As well as a music lover, Tosca’s father was, in all: inventor, fascist, herbalist, businessman, Commendatore , Mason and a violent man. He was also a frustrated artist, says Tosca, rolling her ‘r’s, dramatising the word. An arrrtist. For him, listening to one of his records was a ceremony. He did it in a room at the back of the house in Flores, which they bought when they arrived in the country. An enormous house, stretching from one street to the next, never-ending. He would shut himself away, naked, or covered in a sheet, Roman-style, and spend hours with the volume up. Occasionally with a friend or relative, but almost always alone.

Mussolini was a superman, Tosca tells me her father used to say to her. Almost a Garibaldi. Poom. Ahead of his time, a martyr, a genius who kept bad company. And she searches in the drawer for a portrait she always keeps there of her father, just graduated from military school on the day the Duce visited. She says: Il Duce. She can’t find it. The drawer falls out, Tosca swears. Mixed in with the photos I’m picking up from the floor there are crumbs, rings, coins, sulphate batteries, a Cantonese restaurant menu, a lottery ticket and various knobs of used denture adhesive.

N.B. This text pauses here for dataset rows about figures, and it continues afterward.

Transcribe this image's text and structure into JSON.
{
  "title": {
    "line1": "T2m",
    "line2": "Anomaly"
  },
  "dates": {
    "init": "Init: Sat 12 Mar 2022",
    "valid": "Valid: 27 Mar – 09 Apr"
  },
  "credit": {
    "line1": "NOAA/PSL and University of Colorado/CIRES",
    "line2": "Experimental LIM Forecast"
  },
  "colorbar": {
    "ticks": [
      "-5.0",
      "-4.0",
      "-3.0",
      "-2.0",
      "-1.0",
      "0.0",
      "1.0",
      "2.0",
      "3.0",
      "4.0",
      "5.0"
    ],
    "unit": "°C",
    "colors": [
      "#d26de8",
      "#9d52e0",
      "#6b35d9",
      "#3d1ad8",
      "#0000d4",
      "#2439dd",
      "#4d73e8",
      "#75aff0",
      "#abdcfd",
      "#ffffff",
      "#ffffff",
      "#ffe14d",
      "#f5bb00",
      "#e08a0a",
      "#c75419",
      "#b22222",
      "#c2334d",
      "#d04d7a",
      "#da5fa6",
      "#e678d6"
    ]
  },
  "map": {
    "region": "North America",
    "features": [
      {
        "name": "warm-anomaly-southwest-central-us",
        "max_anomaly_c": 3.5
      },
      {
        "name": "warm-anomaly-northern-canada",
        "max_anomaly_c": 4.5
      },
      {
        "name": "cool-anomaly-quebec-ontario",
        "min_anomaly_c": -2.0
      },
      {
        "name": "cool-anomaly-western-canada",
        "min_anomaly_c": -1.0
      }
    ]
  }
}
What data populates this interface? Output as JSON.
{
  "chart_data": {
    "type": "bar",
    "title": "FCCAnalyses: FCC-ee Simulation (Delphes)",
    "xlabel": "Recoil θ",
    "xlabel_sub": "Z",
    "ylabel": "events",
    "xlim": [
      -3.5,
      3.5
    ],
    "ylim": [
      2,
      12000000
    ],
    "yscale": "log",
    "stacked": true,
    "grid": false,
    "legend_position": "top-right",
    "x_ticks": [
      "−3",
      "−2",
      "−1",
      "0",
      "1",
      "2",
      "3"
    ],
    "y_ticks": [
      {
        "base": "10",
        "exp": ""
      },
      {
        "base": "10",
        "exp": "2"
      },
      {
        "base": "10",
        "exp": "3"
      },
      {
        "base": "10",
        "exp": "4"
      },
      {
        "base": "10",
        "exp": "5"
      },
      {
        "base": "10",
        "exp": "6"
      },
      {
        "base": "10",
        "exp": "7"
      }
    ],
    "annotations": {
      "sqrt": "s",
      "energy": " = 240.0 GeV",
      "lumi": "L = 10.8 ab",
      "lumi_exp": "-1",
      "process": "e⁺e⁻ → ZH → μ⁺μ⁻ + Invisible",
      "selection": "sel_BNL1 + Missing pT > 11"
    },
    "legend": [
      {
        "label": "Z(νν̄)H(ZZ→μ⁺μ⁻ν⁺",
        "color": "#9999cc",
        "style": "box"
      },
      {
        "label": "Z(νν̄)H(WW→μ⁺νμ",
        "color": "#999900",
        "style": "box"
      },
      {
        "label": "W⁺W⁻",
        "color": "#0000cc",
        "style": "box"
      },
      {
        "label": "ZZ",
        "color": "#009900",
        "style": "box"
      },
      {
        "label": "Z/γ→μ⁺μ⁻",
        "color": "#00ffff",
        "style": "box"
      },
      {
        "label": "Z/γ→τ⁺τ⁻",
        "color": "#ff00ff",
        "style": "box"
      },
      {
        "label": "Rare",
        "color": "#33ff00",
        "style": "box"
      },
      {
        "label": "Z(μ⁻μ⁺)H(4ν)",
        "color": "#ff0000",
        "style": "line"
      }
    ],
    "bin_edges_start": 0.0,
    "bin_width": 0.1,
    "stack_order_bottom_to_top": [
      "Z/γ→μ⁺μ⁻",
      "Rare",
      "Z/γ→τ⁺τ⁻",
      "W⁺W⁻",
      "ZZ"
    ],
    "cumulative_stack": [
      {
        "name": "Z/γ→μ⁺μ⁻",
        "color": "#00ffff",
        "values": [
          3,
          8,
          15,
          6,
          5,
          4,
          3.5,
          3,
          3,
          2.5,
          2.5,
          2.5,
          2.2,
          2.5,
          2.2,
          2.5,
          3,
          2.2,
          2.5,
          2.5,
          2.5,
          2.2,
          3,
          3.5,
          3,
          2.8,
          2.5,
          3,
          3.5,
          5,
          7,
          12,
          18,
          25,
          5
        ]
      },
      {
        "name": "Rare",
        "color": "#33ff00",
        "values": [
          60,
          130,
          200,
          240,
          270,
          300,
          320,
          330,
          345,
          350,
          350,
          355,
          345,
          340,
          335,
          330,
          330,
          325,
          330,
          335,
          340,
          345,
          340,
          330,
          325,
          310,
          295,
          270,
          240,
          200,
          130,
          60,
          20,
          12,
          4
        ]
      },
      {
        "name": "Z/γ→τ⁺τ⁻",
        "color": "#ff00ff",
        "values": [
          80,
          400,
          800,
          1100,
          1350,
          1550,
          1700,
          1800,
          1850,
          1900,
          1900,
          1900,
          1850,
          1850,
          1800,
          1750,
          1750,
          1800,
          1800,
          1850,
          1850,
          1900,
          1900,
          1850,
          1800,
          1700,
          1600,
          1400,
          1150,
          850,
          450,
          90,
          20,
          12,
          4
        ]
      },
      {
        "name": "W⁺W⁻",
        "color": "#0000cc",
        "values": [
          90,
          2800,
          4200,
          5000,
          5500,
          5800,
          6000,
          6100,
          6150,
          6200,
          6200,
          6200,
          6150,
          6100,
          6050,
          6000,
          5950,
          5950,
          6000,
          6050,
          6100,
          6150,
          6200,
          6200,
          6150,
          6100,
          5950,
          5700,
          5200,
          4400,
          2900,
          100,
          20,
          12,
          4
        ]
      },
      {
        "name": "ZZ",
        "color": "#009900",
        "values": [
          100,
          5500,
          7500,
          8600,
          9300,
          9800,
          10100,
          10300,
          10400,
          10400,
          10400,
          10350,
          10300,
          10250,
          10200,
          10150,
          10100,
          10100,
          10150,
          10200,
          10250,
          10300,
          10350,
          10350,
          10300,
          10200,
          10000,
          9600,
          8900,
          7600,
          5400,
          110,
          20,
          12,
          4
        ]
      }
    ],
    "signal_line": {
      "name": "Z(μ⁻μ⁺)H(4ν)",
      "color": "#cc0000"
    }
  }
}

Instead of Mussolini, her father appears next to an Argentinian president to whom he was advisor. She can’t remember his name, I don’t recognise him either. Something to do with foreign trade, exporting grains. Two bald men, pale and heavy browed, in evening dress, white suit, black bow tie and with decorations pinned to their chests. Tosca becomes enthusiastic and shows me more photos, hurrying through some, lingering on others, and I’m curious to see what’s coming next. Most are of her father: boarding the corvette Esperanza , at the foot of a warplane, at a community dinner, at the wheel of a racing car, eating an ice cream in Plaza Flores. She makes no comment about the women; I’m left to wonder whether one of them could be her mother, she doesn’t even mention her. Next to a teenage Tosca, already fat, poses her sister Violeta, identical but slim, both dressed for a party in a park lit up at night. Did I tell you about Violeta, she asks and I nod, although she reminds me of the doctors and the metastasis anyway. Poor thing. The hair was the least of her troubles, she looked great in the wig, more beautiful than ever. She looked like an actress.

There are photos of Benito as a boy, the exaggerated head announcing his deformity. In an amusement park, hugging a ball, on the beach buried in the sand, sepia photos, colour prints, Polaroids. She never tells me anything about her life, whether she married or not, about Benito’s father, and I don’t dare ask. I sense something difficult, tragic, and if not tragic then sad at least. Among the photographs there’s a little picture card of the Virgin of Syracuse, a miniature replica of the poster hanging above the headboard of the bed. She tells me again about the tears, the miracle, the woman who became blind before giving birth, I don’t interrupt her or mention that she’s already told me.